Mas há causas de dores de cabeça que são mais comuns ou exclusivas do período gestacional, como a eclâmpsia ou pré-eclâmpsia (pressão alta, dores de cabeça, crises epilépticas, e outros sintomas e sinais), derrames (que podem ocorrer especialmente em mulheres que fumam, que são hipertensas, diabéticas, obesas), lesões vasculares cerebrais por inflamação, trombose venosa cerebral, etc. Nestes casos, como sempre, uma boa história da doença e um bom exame neurológico e exame geral feitos pelo médico associados a exames direcionados para as causas suspeitadas acabam por ajudar a dar o diagnóstico. 

Na mulher gestante, deve-se evitar o uso de exames de imagem, como a tomografia e a ressonância, esta especialmente no primeiro trimestre de gestação, pelos possíveis riscos ao feto. Mas sugere-se realizar os exames se o benefício for muito maior que o risco, ou seja, se o diagnóstico da causa da dor de cabeça depender dele. O uso de contrastes na tomografia (iodo) ou ressonância (gadolíneo) só deve ser usado se, novamentem o benefício ultrapassar o risco, e isso deve ser decidido pelo médico em consulta. O uso de contraste iodado na gestação pode causar hipotireoidismo (diminuição da função da glândula tireóide) na criança. Na amamentação, pode-se usar o contraste conforme indicação médica, pois somente mínimas quantidades dele passam para o leite. 

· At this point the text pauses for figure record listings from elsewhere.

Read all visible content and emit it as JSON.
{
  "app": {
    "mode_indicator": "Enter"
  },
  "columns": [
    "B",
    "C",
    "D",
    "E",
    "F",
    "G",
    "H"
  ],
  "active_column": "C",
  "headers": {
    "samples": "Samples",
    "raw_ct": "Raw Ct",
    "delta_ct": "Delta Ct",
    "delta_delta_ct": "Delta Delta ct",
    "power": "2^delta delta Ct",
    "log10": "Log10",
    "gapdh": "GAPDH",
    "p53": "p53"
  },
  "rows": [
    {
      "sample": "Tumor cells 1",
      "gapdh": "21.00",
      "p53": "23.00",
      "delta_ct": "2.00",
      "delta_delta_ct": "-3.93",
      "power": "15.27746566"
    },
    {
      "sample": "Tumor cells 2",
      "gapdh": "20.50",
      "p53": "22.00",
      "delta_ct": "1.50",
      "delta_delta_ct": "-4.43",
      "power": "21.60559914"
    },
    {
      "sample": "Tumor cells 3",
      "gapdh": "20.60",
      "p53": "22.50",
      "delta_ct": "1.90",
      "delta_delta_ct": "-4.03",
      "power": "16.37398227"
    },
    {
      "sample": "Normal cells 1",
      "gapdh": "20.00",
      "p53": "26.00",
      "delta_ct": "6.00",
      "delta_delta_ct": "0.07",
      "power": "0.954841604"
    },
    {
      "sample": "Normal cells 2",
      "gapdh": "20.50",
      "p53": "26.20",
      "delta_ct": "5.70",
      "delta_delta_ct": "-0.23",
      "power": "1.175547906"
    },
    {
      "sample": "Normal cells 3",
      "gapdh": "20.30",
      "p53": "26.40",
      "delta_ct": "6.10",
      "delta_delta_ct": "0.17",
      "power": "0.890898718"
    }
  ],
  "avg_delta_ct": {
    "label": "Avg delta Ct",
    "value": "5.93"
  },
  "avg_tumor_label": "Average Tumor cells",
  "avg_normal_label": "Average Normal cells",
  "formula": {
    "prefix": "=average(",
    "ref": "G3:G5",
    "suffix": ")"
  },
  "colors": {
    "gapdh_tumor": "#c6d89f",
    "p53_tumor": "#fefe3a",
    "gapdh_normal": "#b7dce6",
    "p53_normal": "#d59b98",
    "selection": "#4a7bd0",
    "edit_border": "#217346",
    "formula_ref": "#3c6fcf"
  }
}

Na verdade, no período gestacional, o diagnóstico das causas de dor de cabeça deve depender mais da história e do exame neurológico e clínico, realizados por neurologista competente, do que de exames radiológicos. Exames de sangue devem ser coletados quando indicados. A coleta de líquido da espinha na gestação está indicada quando da suspeita de meningite ou para checar a pressão de dentro da cabeça quando da suspeita de pressão alta intracraniana, mas deve, na minha experiência, sempre ser precedida por um exame de imagem (neste caso, ressonância, que não usa radiação como a tomografia, mas campo magnético, que aparentemente não é prejudicial ao feto após o primeiro trimestre de gestação). Um exame interessante, que ajuda muito na averiguação de causas de dor de cabeça, e deve sempre ser feito por ser inócuo, é o exame de fundo de olho (leia mais sobre ele aqui e aqui). 

Com relação ao tratamento da dor de cabeça em mulheres gestantes e que estão amamentando, este deve ser um post a parte, e não será discutido aqui.